Wellicht is het voorbarig dat ik het idee heb dat juist het ontbreken van dit framework problematisch is voor de uitkomst van het onderzoek. Het onderzoek is immers nog bezig en het kan zijn dat de onderzoekers erin slagen de periode ‘45-’50 in een breder perspectief van 350 jaar kolonialisme te plaatsen. Mocht dat zo zijn, dan ben ik benieuwd op welke manier ons land hier consequenties aan verbindt. Hierbij gaat niet alleen om bijvoorbeeld het officieel erkennen van de Indonesische onafhankelijkheid op 17 augustus 1945, om het eventuele terugbetalen van de herstelbetalingen die Indonesië tot 2003 deed aan Nederland om zijn onafhankelijkheid af te kopen, of om het aanbieden van excuses aan de Indische Nederlanders, die door de reactie van de Nederlandse regering op het uitroepen van de onafhankelijkheid direct in gevaar werden gebracht en hiermee alle kans verloren op een vreedzame toekomst in hun geboorteland. Het gaat hierbij vooral ook om het her-evalueren van onze blik op kolonialisme; dat we als land gezamenlijk de omslag durven te maken dit verleden te veroordelen en ook zodanig te leren aan onze jeugd.
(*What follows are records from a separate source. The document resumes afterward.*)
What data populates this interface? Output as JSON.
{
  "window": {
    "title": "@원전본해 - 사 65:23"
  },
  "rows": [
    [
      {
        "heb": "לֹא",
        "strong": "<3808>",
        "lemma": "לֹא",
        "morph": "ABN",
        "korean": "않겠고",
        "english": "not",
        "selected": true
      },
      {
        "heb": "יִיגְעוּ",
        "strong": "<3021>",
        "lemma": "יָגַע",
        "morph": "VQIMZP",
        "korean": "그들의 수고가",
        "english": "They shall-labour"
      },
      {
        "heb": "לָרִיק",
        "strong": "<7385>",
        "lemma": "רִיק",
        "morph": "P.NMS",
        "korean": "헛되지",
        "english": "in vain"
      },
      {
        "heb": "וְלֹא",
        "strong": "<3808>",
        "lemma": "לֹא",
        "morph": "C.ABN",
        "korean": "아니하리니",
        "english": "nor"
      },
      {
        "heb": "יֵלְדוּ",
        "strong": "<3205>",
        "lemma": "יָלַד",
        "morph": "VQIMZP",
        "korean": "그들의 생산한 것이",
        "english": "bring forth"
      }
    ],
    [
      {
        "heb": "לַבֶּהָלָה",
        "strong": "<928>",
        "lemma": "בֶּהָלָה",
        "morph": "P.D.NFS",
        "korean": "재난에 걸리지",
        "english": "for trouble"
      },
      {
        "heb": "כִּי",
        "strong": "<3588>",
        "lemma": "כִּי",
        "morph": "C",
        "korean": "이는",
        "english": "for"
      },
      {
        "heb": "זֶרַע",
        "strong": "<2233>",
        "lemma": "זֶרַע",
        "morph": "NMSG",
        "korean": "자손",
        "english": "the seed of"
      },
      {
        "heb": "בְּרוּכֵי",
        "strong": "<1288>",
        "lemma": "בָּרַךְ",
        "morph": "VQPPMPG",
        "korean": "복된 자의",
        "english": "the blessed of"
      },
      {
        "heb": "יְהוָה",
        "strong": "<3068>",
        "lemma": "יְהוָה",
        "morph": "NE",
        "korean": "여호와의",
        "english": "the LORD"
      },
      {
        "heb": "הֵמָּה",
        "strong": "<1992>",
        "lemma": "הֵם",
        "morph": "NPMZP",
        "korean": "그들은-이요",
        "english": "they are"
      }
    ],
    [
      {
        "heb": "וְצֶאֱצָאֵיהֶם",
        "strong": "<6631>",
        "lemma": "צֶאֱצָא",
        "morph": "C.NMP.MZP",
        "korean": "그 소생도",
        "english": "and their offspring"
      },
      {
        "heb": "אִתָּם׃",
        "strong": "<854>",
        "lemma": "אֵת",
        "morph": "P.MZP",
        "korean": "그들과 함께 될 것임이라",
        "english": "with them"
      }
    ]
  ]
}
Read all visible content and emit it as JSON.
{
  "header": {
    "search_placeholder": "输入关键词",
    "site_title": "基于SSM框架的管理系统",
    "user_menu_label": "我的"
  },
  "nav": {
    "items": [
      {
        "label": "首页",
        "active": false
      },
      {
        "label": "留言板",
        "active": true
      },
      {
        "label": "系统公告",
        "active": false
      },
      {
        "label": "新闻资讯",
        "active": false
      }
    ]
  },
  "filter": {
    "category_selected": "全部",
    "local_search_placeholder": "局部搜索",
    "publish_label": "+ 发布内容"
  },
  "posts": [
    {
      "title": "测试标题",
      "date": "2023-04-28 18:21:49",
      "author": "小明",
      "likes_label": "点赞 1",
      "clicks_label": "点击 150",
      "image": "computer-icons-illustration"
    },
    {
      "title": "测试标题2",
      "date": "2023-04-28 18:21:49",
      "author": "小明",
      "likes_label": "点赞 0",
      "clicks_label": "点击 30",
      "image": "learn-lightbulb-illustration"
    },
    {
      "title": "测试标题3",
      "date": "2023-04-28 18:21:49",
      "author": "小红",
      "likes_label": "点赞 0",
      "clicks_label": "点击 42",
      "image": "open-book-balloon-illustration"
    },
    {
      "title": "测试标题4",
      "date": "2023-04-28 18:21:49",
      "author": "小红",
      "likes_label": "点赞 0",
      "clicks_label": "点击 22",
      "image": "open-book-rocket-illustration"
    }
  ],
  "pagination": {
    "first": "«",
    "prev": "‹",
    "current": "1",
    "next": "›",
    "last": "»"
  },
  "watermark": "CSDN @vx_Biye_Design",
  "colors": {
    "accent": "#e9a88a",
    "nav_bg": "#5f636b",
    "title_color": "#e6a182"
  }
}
Dat we onze kinderen meegeven dat onze rijkdom is gestoeld op een grauw verleden, waarbij kolonialisme niet iets is ‘wat we gewoon even in die tijd moeten plaatsen’, maar iets is wat nog altijd het verschil in economische welvaart bepaalt tussen Nederland, Indonesië en andere delen van de wereld.

De komende drie jaar zijn nog van de onderzoekers, maar ik hoop van harte dat die omslag – mede dankzij hun conclusies - daarna eindelijk eens plaatsvindt. Het zal ons land en de manier waarop we naar onze positie in de wereld kijken een stuk gezonder maken.